To overcome the von Neumann bottleneck, methods to compute in memory are being researched in many emerging memory technologies, including resistive RAMs (ReRAMs). Majority logic is efficient for synthesizing arithmetic circuits when compared to NAND/NOR/IMPLY logic. In this work, we propose a method to implement a majority gate in a transistor-accessed ReRAM array during the READ operation. Together with NOT gate, which is also implemented in memory, the proposed gate forms a functionally complete Boolean logic, capable of implementing any digital logic. Computing is simplified to a sequence of READ and WRITE operations and does not require any major modifications to the peripheral circuitry of the array. While many methods have been proposed recently to implement the Boolean logic in memory, the latency of in-memory adders implemented as a sequence of such Boolean operations is exorbitant (O(n)). Parallel-prefix (PP) adders use prefix computation to accelerate addition in conventional CMOS-based adders. By exploiting the parallel-friendly nature of the proposed majority gate and the regular structure of the memory array, it is demonstrated how PP adders can be implemented in memory in O(log(n)) latency.

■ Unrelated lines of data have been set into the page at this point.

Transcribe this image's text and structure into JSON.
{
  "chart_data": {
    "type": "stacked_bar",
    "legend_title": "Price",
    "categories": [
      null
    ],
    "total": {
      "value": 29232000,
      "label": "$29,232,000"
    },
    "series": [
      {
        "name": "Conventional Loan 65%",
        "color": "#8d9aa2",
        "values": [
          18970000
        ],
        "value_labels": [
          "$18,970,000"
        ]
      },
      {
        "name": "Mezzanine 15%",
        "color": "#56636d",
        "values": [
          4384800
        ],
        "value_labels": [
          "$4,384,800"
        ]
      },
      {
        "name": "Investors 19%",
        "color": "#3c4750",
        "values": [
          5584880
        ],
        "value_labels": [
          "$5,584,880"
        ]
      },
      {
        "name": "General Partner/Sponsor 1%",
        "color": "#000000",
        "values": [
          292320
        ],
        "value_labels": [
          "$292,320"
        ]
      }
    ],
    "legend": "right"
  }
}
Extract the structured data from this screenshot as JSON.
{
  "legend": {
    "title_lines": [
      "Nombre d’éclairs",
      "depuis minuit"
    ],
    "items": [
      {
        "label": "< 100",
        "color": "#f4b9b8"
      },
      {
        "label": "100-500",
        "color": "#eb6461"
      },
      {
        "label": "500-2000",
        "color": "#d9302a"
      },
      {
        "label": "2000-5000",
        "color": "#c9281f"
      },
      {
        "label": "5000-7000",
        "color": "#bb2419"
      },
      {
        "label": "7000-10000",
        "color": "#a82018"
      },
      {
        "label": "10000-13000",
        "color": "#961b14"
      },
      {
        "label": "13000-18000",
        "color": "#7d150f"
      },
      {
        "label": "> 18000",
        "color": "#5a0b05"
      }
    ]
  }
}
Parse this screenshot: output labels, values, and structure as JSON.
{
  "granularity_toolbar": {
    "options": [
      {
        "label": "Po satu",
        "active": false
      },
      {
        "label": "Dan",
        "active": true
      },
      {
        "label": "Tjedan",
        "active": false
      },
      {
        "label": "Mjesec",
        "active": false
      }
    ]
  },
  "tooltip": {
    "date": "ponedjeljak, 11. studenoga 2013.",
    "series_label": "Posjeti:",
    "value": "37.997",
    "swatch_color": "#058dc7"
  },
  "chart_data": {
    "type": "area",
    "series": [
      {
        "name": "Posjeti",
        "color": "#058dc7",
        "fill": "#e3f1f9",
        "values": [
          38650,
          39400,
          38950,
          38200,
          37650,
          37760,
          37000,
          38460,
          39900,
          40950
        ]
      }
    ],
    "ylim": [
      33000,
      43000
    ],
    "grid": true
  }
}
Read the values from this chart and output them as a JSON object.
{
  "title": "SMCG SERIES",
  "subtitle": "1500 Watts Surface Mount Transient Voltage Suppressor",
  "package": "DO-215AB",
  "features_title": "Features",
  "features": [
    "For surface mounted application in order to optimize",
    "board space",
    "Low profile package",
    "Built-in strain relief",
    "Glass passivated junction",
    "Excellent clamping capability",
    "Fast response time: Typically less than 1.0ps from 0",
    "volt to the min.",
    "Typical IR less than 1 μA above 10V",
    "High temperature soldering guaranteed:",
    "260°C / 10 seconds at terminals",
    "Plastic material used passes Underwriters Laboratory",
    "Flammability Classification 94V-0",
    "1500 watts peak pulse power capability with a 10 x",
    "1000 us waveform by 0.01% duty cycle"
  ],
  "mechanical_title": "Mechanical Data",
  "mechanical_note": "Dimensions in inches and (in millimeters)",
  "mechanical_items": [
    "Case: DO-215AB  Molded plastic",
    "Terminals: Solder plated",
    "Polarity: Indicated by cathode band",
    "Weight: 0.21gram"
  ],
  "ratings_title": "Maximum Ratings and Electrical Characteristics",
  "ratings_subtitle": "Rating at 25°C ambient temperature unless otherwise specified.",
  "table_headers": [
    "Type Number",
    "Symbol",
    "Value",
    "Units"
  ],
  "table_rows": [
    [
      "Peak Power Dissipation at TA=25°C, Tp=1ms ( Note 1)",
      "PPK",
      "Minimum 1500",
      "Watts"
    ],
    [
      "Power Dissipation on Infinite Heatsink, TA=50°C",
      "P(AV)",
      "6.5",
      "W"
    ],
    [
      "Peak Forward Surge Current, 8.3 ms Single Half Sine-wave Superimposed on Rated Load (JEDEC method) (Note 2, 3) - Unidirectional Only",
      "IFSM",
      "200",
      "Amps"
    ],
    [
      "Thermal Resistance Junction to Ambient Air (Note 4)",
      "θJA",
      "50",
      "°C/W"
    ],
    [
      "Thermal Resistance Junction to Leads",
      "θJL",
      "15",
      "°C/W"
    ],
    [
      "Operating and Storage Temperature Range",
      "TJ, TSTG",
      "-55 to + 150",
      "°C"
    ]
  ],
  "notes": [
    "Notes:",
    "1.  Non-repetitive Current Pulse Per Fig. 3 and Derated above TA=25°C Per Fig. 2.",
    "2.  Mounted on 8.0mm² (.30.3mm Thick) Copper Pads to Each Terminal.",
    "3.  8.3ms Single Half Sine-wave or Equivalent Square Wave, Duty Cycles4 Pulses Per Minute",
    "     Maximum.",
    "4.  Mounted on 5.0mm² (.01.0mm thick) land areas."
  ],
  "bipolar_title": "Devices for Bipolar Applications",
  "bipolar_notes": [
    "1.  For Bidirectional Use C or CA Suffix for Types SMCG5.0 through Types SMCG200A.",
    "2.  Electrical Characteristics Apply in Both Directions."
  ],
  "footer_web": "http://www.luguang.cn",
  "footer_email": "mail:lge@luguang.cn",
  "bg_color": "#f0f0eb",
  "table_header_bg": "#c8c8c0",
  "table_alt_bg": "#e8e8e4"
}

The proposed in-memory addition technique incurs a latency of 4.log(n)+6 for n-bit addition and is energy-efficient due to the absence of sneak currents in 1Transistor-lResistor configuration.

Automated summary

Traditional logic gates in computers are constructed using transistors, but this study proposes a method to implement majority gates and NOT gates in ReRAM memory, forming a complete Boolean logic capable of implementing any digital logic. By exploiting the proposed majority gate and the structure of the memory array, parallel-prefix adders can be implemented in memory, significantly reducing the latency of addition.